How Does the Empowerment of Women Promote Economic Development?


The labor fights of the early 1900s for improved working conditions and women's right to work flowered into what is now known as International Women's Day, which was formally recognized by the United Nations in 1977. Due to the growing pandemic, women's positions in the workforce are currently in a precarious position, making it more crucial than ever before to pay attention to gender.

Studies conducted by the International Monetary Fund (IMF) frequently emphasize the benefits of equality, such as improved productivity and financial stability. In honor of International Women's Day, we have gathered a collection of the most current blogs, podcasts, and papers that we have found to be linked to gender issues.

Why are there so many jobs available yet so few people willing to fill them?

Because of the added strain that is placed on mothers of young children as a result of prolonged school closures and a scarcity of childcare options, a significant number of these women have left the labor field, a phenomenon that has been dubbed the "she-cession." An excess employment contraction for mothers of children under the age of 5 accounted for approximately 16% of the total employment gap in the United States relative to pre-pandemic levels, as stated in a recent report compiled by the research team of the International Monetary Fund (IMF).

The Tax Policy and Gender Equality: What Effect Does the Tax Policy Have on Gender Equality?

In order to investigate both implicit and explicit gender biases, as well as remedial taxation, recent study investigates the taxing of households, capital, and wealth, in addition to consumption taxes.

Taking initiatives in the legislative arena to remove legal obstacles to the economic empowerment of women: In many cases, laws can perpetuate gender stereotypes in a way that restricts the economic participation of women. In a recent working paper, the staff describes the many different kinds of legislative obstacles that stand in the way of women's economic empowerment. They also address how improvements such as parental leave may successfully promote gender equality and encourage women to work.

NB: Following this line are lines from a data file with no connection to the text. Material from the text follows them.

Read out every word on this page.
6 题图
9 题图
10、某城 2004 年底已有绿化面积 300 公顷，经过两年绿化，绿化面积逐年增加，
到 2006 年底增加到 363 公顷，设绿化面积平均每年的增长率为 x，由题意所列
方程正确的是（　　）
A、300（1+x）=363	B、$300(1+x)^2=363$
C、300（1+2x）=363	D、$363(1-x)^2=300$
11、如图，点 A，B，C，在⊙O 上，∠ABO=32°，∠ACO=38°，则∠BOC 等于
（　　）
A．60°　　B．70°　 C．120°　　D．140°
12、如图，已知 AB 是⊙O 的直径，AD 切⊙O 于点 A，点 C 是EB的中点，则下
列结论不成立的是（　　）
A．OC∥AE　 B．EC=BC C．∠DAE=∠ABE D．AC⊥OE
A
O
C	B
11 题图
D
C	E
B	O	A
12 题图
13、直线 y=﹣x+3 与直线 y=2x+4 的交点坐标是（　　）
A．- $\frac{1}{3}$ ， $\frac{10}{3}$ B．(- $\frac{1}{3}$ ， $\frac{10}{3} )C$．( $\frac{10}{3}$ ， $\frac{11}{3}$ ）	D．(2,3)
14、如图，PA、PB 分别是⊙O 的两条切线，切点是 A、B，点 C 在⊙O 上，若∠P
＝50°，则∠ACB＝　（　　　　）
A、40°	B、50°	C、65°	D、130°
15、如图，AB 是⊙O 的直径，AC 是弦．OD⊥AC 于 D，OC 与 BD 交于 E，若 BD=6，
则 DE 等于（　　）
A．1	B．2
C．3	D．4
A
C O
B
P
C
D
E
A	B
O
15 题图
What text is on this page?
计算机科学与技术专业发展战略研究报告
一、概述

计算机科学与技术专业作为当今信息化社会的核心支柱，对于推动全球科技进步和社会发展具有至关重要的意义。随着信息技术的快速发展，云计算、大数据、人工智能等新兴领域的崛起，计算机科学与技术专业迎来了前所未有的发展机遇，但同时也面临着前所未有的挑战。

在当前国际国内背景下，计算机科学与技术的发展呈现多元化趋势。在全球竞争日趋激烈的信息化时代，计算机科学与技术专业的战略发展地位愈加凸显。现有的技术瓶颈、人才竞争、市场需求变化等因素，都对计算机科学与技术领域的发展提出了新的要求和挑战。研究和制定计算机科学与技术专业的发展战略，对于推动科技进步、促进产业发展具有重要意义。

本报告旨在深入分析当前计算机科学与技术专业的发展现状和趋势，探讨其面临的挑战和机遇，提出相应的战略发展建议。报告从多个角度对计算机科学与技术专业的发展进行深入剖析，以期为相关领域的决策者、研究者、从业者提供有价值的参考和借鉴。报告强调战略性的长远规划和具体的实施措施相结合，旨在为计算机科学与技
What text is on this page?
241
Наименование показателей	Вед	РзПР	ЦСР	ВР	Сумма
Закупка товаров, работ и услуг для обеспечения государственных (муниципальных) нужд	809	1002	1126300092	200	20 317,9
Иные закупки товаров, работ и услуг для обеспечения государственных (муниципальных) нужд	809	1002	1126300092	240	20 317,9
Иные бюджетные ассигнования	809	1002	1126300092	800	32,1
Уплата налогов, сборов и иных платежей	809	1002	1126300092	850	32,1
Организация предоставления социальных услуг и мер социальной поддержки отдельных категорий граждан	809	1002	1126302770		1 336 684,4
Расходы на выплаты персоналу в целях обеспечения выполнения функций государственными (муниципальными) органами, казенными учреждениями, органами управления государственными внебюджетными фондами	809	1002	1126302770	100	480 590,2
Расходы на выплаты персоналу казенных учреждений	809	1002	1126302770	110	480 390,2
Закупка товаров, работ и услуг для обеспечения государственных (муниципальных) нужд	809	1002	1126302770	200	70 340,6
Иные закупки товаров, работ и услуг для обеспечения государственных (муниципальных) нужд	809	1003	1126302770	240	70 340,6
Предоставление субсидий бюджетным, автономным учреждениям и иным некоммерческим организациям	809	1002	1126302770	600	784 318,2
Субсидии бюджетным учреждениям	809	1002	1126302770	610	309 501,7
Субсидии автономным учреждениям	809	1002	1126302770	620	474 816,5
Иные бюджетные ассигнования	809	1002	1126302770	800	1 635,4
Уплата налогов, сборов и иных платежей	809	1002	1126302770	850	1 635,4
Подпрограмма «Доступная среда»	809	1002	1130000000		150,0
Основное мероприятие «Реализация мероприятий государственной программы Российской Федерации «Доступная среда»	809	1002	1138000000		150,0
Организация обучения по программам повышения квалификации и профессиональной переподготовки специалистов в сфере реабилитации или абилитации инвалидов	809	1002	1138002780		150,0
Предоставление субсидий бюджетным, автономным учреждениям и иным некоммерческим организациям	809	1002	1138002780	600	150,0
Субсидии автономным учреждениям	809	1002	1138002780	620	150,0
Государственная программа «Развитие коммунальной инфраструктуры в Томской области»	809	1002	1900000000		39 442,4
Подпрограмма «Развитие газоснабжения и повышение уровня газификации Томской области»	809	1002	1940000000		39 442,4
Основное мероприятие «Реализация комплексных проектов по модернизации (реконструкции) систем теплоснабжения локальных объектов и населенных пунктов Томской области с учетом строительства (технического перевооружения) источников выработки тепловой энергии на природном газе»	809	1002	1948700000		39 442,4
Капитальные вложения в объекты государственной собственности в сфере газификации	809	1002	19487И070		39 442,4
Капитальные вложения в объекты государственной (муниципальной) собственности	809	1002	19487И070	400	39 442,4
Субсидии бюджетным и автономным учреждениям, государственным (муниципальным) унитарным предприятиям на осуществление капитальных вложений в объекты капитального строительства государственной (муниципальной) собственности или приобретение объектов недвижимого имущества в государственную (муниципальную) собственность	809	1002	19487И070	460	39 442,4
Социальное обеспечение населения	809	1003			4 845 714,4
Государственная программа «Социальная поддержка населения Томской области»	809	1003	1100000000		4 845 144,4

The spike in physical, sexual, and emotional abuse of women and girls during times of social upheaval and lockdowns has been referred to as a "shadow epidemic." This puts the growth of the economy at risk. According to a recent research conducted by the International Monetary Fund (IMF), the level of violence in Sub-Saharan Africa poses a threat to the region's overall economic expansion. Estimates derived from satellite data on nighttime illumination suggest that a one percent rise in the rate of violence against women can reduce economic activity by as much as eight percent.

Our conception of productivity is skewed, according to Jayati Ghosh, an economics professor at the University of Massachusetts Amherst. She explains that this is because the measures used to measure gross domestic product do not take into account the unpaid labor performed by women, particularly in the form of caregiving for children, the elderly, and other demographics.

When climate adaptation strategies ignore gender imbalances, such as restricted access to school and job, new kinds of exclusion arise. One way to promote gender equality is via taking action to reduce greenhouse gas emissions. For F&D, the UK's international champion on adaptation and resilience for the COP26 chair, Anne-Marie Trevelyan, discusses why women and girls are more sensitive to the repercussions of climate change and pay a bigger price for it.

In this article, Lisa D. Cook examines the ways in which racism and sexism are harmful to everyone. She is a professor of economics and international relations at Michigan State University, and she was just recently named to the Board of Governors of the Federal Reserve System. In this podcast, she describes her study on how violence affects creative output and economic development. Cook created a reputation for herself in the area of economics, which was dominated by white males, as a black woman economist by doing ground-breaking research on the ways in which racism, sexism, and violence influence economies.

The Mom's Emergency, also Known as COVID-19:

According to the estimates provided by the International Monetary Fund, the pandemic is having a disproportionate impact on working mothers. According to data from the United States, the United Kingdom, and Spain, women who have young children have been more affected by the loss of employment opportunities than other women and men.

Stilario collects & utilizes cookies from third-parties & affiliate networks to improve user experience. If you buy a product or service after clicking on one of our links, we may get a commission.